Le conseil constitutionnel vient de rendre sa décision concernant le bonus malus énergétique de la PPL Brottes. Comme il fallait s'y attendre, c'est la censure complète. Tout le dispositif est à la poubelle. Ce n'est pas faute d'avoir prévenu avant, un peu comme quelqu'un sur la cote, qui prévient le capitaine d'un paquebot qu'il s'avance dans des eaux dangereux, et que ça ne passera pas. On se retrouve avec un naufrage digne du Concordia...

Les parlementaires UMP avaient avancé un certain nombre de griefs, une avalanche même. Après avoir écarté les objections de procédures émises par les sénateurs, qui ne tenaient pas la route de toute manière, il a censuré sur la base de l'atteinte à l'égalité devant les charges publiques. Il n'a ainsi pas eu à répondre aux autres objections concernant la nature exacte (fiscale ou pas) de ce bonus-malus. Deux torpilles ont suffit à couler le paquebot, qui certes, présente encore bien, vu de l'extérieur, ce qui permet à la ministre d'essayer de sauver le truc en disant que ce n'est pas le principe qui est mis en cause (ce qui est vrai, jamais l'UMP n'a critiqué l'objectif) mais juste les modalités. Mais comme on va le voir, le torpillage a été bien fait, et le paquebot n'est sans doute pas réparable.

La censure s'est faite sur deux points précis, le fait que seuls les particuliers sont concernés, à l'exclusion des professionnels et notamment des activités tertiaires. Comment justifier que suivant qu'il soit utilisé à des fins privées ou professionnelles, un même appartement peut se voir appliquer, ou pas, un bonus-malus sur ses consommations d'énergie. A partir du moment où le but de la loi est d'inciter à diminuer les consommations, parce que les énergies de réseau demandent de gros investissements, c'est tout le monde qui doit être touché. Rien qu'avec ça, on censure et c'est fini. Mais le Conseil constitutionnel a préféré mettre une deuxième balle, histoire d'achever la bête et de rendre le paquebot réellement irréparable. Il s'est penché sur la situation des logements collectifs, où dans 90% des cas, il n'y a pas de compteurs individualisés de chauffage, ni même de moyen de réguler individuellement le chauffage. Le conseil constate, perfidement, que l'objectif d'installer des compteurs individualisés dans tous ces appartements d'ici 2015 est quelque peu irréaliste. En conséquence, on aura un vrai déséquilibre entre ceux qui sont en pavillon et ceux qui sont en habitat collectif, car les deux régimes sont différents. Si l'un des deux régimes ne concerne que quelques centaines de cas, c'est négligeable et ça passe. Par contre, 4 millions, c'est trop. Et si cela ne suffisait pas, le Conseil constitutionnel relève que techniquement, le dispositif "immeubles collectifs" n'est pas au point.
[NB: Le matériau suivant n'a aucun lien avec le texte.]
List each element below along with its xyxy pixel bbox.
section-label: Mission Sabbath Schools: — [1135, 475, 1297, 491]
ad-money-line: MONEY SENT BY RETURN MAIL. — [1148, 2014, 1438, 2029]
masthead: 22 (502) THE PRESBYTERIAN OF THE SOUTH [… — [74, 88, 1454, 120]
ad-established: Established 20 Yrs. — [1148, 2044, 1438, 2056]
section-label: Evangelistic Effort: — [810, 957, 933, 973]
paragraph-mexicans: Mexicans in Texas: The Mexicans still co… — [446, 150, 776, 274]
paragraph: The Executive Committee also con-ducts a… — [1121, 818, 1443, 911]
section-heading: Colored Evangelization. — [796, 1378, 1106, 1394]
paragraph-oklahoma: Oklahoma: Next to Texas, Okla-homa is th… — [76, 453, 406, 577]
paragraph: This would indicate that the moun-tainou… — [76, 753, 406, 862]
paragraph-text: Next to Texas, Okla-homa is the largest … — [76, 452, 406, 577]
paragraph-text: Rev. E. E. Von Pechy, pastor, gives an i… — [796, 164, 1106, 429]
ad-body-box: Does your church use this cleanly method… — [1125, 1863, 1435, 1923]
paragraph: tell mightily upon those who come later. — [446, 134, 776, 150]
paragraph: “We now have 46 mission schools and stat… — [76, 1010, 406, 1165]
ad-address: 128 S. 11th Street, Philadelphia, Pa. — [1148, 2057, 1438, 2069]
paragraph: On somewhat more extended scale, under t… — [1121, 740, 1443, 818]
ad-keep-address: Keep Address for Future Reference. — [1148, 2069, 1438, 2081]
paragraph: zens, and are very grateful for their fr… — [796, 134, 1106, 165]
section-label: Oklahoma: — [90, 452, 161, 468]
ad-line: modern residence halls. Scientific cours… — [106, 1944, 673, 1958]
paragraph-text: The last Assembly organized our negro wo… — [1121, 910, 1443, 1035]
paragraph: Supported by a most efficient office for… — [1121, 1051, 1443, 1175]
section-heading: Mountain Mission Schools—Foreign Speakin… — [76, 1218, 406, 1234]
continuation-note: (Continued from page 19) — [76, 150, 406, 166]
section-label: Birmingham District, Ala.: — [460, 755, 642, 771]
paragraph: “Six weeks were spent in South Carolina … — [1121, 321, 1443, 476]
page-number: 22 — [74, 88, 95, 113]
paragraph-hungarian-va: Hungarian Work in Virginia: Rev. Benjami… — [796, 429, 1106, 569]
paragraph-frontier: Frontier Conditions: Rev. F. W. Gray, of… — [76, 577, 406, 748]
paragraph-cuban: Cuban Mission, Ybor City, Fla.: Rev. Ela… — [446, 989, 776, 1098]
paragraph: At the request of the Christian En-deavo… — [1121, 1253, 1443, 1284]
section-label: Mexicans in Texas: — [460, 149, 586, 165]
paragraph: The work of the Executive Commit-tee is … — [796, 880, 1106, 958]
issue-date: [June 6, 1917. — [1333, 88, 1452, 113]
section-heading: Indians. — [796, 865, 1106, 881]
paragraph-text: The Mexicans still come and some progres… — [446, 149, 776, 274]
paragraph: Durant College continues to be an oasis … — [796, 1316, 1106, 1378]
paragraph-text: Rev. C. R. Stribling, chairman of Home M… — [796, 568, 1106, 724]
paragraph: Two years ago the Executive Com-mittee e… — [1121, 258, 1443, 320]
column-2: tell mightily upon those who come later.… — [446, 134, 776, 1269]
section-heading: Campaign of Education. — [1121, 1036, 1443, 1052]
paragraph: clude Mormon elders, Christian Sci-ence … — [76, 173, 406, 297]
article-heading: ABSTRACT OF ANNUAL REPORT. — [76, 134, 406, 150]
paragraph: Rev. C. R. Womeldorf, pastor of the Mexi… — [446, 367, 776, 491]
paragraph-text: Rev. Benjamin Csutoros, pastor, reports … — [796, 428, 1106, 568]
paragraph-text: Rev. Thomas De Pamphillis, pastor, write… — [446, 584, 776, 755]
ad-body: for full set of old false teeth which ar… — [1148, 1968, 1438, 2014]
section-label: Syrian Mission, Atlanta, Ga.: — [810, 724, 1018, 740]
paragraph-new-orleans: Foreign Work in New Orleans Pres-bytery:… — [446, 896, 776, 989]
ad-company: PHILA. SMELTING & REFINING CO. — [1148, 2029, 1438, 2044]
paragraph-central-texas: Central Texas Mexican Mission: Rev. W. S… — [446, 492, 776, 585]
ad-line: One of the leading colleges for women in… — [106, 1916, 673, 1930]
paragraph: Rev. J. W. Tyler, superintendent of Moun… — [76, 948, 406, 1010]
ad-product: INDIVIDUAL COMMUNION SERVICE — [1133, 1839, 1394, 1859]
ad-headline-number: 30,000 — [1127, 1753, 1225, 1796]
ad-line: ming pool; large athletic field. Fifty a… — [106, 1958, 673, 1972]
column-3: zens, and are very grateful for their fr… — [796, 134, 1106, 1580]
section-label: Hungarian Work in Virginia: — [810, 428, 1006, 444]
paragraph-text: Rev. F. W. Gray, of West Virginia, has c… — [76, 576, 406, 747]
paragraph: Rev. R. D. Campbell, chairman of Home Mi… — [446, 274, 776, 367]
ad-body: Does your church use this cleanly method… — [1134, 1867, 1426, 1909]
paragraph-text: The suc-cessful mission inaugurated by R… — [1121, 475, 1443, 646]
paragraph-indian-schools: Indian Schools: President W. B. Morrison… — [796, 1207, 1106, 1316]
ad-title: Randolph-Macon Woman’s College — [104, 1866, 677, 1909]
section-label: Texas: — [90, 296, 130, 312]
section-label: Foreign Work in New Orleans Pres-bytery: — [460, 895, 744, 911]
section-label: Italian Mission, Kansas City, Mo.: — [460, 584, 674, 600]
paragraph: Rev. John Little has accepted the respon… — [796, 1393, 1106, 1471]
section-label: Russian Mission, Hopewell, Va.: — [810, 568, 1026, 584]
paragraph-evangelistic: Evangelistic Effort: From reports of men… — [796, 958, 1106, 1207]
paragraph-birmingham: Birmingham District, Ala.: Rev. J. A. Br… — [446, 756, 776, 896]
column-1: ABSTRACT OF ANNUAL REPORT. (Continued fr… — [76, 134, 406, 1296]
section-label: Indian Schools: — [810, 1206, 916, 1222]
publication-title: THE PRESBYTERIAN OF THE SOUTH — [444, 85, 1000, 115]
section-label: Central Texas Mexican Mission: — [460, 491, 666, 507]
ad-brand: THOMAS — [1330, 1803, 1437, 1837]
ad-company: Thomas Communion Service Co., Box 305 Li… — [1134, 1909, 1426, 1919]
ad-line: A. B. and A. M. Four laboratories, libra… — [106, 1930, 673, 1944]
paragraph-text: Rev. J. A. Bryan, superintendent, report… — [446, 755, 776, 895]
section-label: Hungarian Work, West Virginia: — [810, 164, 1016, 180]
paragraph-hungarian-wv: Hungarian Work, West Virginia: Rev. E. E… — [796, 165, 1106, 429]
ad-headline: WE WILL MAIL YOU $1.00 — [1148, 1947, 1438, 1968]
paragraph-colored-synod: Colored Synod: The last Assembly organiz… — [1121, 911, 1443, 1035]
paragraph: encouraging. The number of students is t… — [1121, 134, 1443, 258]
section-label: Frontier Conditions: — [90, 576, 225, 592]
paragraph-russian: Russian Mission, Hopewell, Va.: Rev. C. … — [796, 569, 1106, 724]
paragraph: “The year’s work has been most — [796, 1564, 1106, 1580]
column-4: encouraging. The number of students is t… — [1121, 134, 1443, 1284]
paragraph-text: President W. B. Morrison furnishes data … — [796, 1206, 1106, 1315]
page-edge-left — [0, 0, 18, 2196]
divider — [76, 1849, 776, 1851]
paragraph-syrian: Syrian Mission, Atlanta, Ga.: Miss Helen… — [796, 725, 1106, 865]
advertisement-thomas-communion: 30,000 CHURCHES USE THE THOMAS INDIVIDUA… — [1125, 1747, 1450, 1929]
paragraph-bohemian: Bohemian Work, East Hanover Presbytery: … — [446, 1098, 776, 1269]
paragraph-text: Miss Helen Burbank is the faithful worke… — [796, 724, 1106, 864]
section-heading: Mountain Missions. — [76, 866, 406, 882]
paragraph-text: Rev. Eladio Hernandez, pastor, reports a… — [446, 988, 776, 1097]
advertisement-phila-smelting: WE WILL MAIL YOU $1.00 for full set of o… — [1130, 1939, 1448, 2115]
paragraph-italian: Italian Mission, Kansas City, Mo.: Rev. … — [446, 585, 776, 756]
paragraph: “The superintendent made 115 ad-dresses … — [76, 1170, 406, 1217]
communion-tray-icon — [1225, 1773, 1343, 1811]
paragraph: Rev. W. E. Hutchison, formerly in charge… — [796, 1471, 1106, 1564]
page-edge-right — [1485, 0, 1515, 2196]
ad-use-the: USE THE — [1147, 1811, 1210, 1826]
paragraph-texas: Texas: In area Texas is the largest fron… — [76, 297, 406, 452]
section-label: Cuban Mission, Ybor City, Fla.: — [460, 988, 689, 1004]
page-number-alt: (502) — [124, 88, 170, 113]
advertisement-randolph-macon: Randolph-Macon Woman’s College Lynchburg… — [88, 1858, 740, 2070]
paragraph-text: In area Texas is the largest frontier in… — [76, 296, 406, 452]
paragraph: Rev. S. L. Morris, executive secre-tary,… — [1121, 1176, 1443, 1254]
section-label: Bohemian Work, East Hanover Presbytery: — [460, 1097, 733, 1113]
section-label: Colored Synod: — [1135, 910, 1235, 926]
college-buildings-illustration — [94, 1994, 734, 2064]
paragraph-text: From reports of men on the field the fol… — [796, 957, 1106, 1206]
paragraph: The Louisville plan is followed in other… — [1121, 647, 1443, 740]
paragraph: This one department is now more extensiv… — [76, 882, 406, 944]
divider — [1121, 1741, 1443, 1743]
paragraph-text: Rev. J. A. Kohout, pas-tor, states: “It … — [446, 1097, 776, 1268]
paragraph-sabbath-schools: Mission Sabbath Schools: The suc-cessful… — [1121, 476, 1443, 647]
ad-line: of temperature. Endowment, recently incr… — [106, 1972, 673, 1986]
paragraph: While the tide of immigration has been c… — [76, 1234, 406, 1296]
C'est sans doute là que le bât blesse le plus, car on voit mal commencer concevoir un dispositif "immeuble collectif" qui tienne la route, et si on enlève les immeubles collectifs du dispositif, c'est la censure pour causse d'atteinte à l'égalité, puisqu'au regard de l'objectif de la loi, il n'y a aucune raison de ne pas y inclure les immeubles collectifs, comme il n'y a aucune raison d'exclure les professionnels. C'est imparable !

On a sans doute atteint ici les limites de la complexité technique, un peu comme les dernières lois de finances ont atteint les limites du confiscatoire en matière fiscale. Notre droit est à bout de souffle, notre administration est devenue un monstre bouffi et obèse, qui a perdu toute souplesse. Finalement, on se demande sur la "chasse aux normes" et à l'excès de règlementation n'est pas devenu une nécessité vitale, tant il devient de plus en plus difficile de réformer quoi que ce soit.